In recent years, Emanuel and Whitesell made a series of audacious acquisitions, diversifying the company well beyond the talent agency business. In 2012, before that expansion got underway, Emanuel posted a list of “Six Lessons I Live By” on his LinkedIn page. “Nobody fucks up like I do,” he wrote, “but you’ll never succeed unless you take big risks. Big ones.”
In 2014, Endeavor paid $2.3 billion — far more than the next-highest bidder — for sports, fashion and events powerhouse IMG. In 2016, Emanuel and Whitesell led a group that paid $4 billion for the UFC mixed martial arts league. The deal was widely reported as the single largest transaction in professional sports history.
Certainly there was skepticism. “There’s no question that people were saying, `What is your vision here?'” says a former studio chief. And Endeavor also had gone into debt for assets that relied on live events that — again, as no one could have predicted — would become profoundly vulnerable to the economic ravages of the coronavirus pandemic.
Emanuel and Whitesell hoped to pay down some debt (and enrich impatient WME partners) with an IPO. But then the market appetite for public offerings soured, and investors were not ready to buy the story of synergy that the company was trying to sell. At the time, Gene Del Vecchio, an adjunct professor of marketing at the USC Marshall School of Business, said Endeavor had tried to impress Wall Street “with the glitz and glamour of its various entertainment businesses, but financial analysts pierced through the glittery fog.”
Now, Del Vecchio says, “The problem with taking on massive debt is that everything needs to go exactly right in order to eventually pay it down. Revenue needs to grow considerably and consistently, and expenses need to stay under control. While Endeavor can weather a small storm, it may prove all but impossible to weather a protracted coronavirus-fueled hurricane.”
Asked how he evaluates Emanuel’s position now, one veteran studio executive replies, “That there was a natural disaster — you can’t blame him for that. You can blame him for putting himself in a position where things had to go great.”
On Friday, as the crisis unfolded, 180 partners in WME were told that the company was postponing indefinitely the anticipated buyback of their equity shares that had been planned for April 5. The same partners had learned from filings connected with Endeavor’s planned IPO that Emanuel and Whitesell had each sold equity positions worth $165 million in 2017, while asking others to defer a portion of their bonuses or to take stock and await their big payday.
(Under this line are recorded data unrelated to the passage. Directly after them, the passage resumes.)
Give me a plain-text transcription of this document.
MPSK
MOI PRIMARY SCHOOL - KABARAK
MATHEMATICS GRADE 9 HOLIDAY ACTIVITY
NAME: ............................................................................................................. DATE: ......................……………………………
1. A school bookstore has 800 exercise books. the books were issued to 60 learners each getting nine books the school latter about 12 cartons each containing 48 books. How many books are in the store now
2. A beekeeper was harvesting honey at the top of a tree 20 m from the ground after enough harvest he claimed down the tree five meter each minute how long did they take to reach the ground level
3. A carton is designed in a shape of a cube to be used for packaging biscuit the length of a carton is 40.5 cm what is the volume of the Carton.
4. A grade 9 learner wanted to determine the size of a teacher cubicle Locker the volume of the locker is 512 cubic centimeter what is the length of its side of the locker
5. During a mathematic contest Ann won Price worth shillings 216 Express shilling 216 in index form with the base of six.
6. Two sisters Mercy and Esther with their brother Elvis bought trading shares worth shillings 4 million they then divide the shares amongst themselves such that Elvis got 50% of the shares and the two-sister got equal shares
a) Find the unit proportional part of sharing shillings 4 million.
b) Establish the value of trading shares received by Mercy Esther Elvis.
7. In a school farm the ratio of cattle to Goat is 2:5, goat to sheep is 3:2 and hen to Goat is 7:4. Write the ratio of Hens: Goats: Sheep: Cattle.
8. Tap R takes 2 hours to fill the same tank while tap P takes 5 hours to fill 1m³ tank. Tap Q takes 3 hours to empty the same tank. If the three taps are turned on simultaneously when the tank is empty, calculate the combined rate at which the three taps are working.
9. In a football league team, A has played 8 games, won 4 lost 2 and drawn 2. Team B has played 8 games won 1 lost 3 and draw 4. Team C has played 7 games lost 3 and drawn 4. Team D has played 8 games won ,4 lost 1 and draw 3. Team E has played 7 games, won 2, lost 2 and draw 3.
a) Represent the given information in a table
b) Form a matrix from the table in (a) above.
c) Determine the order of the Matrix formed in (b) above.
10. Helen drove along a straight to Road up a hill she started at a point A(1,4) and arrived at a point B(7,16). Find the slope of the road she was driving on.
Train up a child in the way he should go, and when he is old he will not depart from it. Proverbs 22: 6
Now, with their troops facing pay reductions and job losses, Emanuel and Whitesell say they will take no salary for the remainder of the year. Whether they can keep key team members in place remains to be seen. Notably, WME did not suffer major agent or client defections in the wake of the shelved IPO, but then again, some may just have been waiting to cash in on the now-postponed buyback of their shares. Now, as rumors circulate of outrage among the partners, one tells The Hollywood Reporter that he’s concerned for those who will lose their jobs but not for well-off upper-level agents.
“Say people make half the money they did last year,” he says. “That’s certainly way above the poverty range.” As for Emanuel, he says, “Is he not as good a businessman as Jeff Bezos? OK. Is Endeavor/WME still an unbelievable company? I think it is.”